Under Fire: “Vague” email policy could be seeing a change

Tyler Prochazka

After discovering the Foundation for Individual Rights in Education, or FIRE, had given WKU a red light rating for what it deemed a violation of freedom of speech in the WKU student handbook, the Student Government Association has taken steps to remedy the situation.

FIRE is a non-profit organization that looks at university policies to see if there are violations of individual rights.

The controversy arose after FIRE issued a red light rating because of the email section of the student handbook. FIRE said it is overly vague and encroaches on students’ right to express themselves.


Under the “Computer Systems Security” section of the handbook, students are warned their “e-mail resources” may be “revoked at any time for inappropriate conduct.” This includes materials “reasonably likely to be perceived as offensive based on race, national origin, sex, sexual orientation, age, disability, religious or political beliefs.”

The policy further states “advocating religious or political opinions” also could be considered inappropriate conduct.

Laura Harper, SGA’s director of public relations, crafted a resolution to support amending the offending policy. The resolution, titled Resolution 3-13-F, has already passed in SGA with only one dissenting vote.

However, this resolution does not amend the policy on its own. It only shows SGA’s support of amending the internet usage policies “to promote freedom of speech” and indicates SGA’s intention to negotiate with WKU over how the policy is written.
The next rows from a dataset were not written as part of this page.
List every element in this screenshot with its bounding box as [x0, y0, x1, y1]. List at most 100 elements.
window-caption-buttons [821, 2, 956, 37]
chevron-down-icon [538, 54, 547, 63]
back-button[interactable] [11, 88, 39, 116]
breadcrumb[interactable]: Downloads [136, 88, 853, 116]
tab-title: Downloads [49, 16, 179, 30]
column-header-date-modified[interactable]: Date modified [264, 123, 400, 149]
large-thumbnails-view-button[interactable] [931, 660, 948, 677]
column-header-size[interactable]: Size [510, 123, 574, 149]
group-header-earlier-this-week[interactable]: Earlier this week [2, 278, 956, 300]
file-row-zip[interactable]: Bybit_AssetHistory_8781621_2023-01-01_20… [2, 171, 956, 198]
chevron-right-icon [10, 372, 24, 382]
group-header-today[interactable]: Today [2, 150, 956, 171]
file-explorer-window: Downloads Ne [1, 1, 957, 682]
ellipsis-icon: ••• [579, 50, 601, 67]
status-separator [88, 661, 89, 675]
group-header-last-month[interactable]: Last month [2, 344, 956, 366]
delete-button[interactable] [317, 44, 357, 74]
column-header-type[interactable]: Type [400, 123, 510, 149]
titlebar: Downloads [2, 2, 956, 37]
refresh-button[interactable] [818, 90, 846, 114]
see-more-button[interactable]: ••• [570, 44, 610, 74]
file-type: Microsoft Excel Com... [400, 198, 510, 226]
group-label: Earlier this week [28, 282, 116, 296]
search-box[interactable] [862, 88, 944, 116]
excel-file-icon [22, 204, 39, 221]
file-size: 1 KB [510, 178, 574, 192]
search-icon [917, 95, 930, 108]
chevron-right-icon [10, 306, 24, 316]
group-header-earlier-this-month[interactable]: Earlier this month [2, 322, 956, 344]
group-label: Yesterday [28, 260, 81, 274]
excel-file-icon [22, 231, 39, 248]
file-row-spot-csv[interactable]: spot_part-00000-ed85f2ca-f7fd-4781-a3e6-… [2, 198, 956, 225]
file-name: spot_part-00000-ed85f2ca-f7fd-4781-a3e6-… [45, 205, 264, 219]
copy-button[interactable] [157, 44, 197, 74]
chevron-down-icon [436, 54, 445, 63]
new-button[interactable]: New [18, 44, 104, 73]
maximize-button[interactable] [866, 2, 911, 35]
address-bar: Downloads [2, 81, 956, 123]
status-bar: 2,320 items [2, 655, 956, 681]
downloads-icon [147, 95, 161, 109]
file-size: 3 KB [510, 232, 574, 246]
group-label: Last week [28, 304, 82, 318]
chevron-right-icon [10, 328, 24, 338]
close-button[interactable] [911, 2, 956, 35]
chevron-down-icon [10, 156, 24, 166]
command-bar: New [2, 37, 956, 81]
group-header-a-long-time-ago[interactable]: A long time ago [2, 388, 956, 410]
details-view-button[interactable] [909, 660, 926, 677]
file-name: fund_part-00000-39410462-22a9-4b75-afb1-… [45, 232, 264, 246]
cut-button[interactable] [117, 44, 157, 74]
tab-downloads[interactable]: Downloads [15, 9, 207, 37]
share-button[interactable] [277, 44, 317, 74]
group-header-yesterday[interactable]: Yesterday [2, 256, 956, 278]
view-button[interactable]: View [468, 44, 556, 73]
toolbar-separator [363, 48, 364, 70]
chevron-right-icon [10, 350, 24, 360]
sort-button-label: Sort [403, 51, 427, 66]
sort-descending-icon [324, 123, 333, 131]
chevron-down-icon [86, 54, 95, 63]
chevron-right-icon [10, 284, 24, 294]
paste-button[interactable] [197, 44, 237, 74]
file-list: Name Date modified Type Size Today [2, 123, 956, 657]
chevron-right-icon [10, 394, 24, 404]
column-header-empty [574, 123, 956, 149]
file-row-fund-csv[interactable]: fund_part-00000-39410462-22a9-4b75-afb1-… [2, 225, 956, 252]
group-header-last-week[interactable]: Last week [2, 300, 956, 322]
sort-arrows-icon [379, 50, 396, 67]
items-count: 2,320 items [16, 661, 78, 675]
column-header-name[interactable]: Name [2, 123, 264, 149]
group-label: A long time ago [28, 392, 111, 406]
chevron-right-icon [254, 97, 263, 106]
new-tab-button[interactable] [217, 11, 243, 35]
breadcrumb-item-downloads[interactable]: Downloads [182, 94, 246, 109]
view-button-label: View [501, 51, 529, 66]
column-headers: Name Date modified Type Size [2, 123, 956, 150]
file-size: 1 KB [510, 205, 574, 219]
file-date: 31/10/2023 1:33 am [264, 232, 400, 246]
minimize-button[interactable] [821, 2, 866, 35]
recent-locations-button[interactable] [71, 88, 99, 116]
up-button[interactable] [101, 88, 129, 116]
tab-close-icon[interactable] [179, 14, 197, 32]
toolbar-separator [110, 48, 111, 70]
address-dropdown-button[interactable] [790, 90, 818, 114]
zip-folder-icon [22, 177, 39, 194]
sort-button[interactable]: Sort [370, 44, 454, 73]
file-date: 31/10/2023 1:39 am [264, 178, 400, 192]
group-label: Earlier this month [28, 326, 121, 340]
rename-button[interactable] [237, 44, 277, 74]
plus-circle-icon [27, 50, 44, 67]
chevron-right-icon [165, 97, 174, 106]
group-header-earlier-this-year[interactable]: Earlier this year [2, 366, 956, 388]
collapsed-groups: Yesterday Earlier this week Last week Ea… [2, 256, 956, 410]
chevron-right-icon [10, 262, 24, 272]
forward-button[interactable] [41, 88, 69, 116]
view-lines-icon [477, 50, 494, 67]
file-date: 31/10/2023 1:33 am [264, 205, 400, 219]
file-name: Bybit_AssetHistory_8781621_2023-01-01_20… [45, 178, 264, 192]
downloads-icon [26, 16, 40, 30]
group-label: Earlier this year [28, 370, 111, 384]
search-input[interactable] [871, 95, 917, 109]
“If they wish to limit something, they need to explicitly state what in particular they are trying to limit and we can come to grounds together as the policy is revised to figure out whether that would be acceptable or not,” Harper said before the vote on the resolution.

Harper said emails in the religious, gender or art studies departments all “deal with content that could be deemed offensive on a daily basis.”

“We are not the Supreme Court. We don’t have to judge it as the Supreme Court would for us to see it as problematic,” Harper said.

Howard Bailey, vice president for Student Affairs, said before SGA began discussing the issue, his staff had already highlighted the email policy for further review and that he is willing to discuss how to change the policy.

While the policy is technically in the handbook, Bailey said he does not know of any student who has been reprimanded under this specific policy.

Bailey said the intent of the policy was not to stifle speech but rather to protect certain groups from hate crimes.

“The intent was that you not use our email to design a way to do harm to one of these groups,” Bailey said.

Referring to the “reasonably likely to be perceived as offensive” language in the policy, Bailey said he was also uncomfortable with how the policy was worded and that people have the freedom to say “hateful things.”

“Hate speech should be challenged with other speech, not suppressed,” he said.

Even if WKU wanted to reprimand students for violating this policy, staff members of Information Technology said it does not have the resources or interest for preemptively monitoring students’ emails.

“We have neither the time, the resources nor the inclination to be the internet police,” Bob Owen, vice president for Information Technology, said.

Owen said that the IT division has the technical capabilities to read the text of a student’s email, but they will only do this if asked by Judicial Affairs.

Any investigation into email would be conducted by a system administrator and would be overseen by Owen and Gordon Johnson, the associate vice president of IT, Owen said.

“We don’t go into anybody’s email accounts without authorization,” Owen said.

If Judicial Affairs asks for technical information as part of an investigation, Owen said IT has some ability to determine whether a student logged into WKU’s internet network at a certain time. The logs of internet activity only go back for one to two months, he said.

“There is very little we can do, and these types of things don’t hit our radar very often,” Owen said.

Although there have been no punishments of students who violated this policy, Harper said the fact that it exists in the handbook damages WKU’s reputation and harms students’ willingness to express themselves.

“Having a code in place that potentially limits (free speech) is enough in itself, I think, to chill speech,” Harper said.